Poverty and Distributional Effects of COVID-19 on Households in Kenya
African Economic Research consortium
With new infections on the rise, it is a race against time for governments to re-look at some policy interventions necessary to provide appropriate coping and recovery mechanisms to respond to the crisis. Informed by the most recent Kenya Integrated Household Budget Survey (KIHBS) 2015/16 data and assumptions on the possible effects of the pandemic on the income of individuals, this paper provides estimates of the poverty impact and simulations of the fiscal costs of mitigating the effects in Kenya. The analysis is informed by microsimulations and Foster, Greer and Thorbecke indices to analyze the effects of the pandemic on poverty. This study estimates that national absolute poverty in Kenya may have declined by 7.2 percentage points from 36.1% in 2015/16 to 28.9% in 2019 (pre-COVID). However, as a result of the pandemic, absolute poverty has increased to 41.9% in 2020, effectively wiping out progress made since 2015/16. This is because households have lost incomes from both labour and nonlabour sources amounting to 11.7% of Gross Domestic Product (GDP) or equivalent of Ksh 49.1 billion relative to estimated pre-COVID economic situation.

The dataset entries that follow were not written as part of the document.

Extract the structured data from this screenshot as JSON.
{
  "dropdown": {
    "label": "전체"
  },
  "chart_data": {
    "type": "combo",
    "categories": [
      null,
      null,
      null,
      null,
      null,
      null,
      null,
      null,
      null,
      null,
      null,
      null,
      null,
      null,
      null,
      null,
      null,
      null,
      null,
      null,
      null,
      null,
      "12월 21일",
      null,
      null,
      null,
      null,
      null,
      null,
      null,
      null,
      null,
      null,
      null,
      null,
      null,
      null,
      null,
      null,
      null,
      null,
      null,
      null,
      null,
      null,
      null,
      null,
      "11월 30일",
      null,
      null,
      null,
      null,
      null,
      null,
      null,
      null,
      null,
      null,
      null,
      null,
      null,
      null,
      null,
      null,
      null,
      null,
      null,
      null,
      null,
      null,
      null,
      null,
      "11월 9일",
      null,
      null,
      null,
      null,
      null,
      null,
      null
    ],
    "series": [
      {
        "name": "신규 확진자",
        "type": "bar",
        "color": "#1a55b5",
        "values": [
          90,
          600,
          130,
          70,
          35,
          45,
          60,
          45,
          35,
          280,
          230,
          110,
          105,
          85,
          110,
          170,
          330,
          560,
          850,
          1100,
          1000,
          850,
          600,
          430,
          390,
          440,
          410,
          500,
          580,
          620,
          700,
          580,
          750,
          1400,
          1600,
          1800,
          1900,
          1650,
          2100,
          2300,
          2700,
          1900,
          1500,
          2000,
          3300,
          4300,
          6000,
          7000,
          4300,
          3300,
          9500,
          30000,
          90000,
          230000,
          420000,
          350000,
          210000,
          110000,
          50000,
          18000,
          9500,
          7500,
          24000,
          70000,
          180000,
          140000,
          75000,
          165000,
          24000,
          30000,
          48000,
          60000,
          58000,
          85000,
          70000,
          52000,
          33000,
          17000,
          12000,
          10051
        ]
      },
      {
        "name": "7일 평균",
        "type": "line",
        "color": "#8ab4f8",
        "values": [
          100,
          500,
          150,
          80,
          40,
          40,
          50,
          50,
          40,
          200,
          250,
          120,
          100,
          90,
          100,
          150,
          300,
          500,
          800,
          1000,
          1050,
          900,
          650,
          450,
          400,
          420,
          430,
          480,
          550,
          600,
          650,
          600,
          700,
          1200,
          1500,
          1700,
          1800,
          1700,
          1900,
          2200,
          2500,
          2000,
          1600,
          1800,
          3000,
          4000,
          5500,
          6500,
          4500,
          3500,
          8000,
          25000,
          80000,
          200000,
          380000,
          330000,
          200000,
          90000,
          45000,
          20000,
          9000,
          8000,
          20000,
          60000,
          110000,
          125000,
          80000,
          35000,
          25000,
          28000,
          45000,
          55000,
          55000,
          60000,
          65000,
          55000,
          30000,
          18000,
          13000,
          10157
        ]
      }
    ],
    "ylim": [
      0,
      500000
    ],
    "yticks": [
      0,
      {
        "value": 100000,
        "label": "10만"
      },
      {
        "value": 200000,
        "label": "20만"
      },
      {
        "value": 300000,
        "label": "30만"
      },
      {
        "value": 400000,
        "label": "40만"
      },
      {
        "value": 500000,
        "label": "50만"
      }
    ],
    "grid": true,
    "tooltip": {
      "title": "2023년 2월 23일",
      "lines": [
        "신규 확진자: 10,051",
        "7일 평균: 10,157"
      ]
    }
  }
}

Nationally, about 37.7% of the population (18.0 million people) experienced a loss of their labour and non-labour incomes. The key drivers of the decline in incomes are loss in employment and reduction in earnings majorly due to reduction in labour productivity and trade returns due to the April-June lockdowns. The major income effect to rural areas is from reduced remittances and gifts. To keep poverty headcount ratio at 28.9%, it would cost the Government of Kenya 6.3% of monthly GDP (Ksh 26.4 billion per month) at a uniform universal cash transfer of Ksh 773 targeting all poor households while a cash transfer targeting older persons at Ksh 2,000 per person would cost 0.9% of monthly GDP (Ksh 3.8 billion per month) to keep poverty levels at relatively lower levels of 40%. Other Government interventions that have worked to reduce poverty include reduction of SMEs turnover tax from 3% to 1% (40.1%) and exemptions/reductions in PAYE (39.5%) cost 1.3% and 2.1% of monthly GDP, respectively. In addition to the social protection approach and tax reliefs, easing restrictions while observing the containment measures, including encouraging flexible working policy, would allow households to earn an income.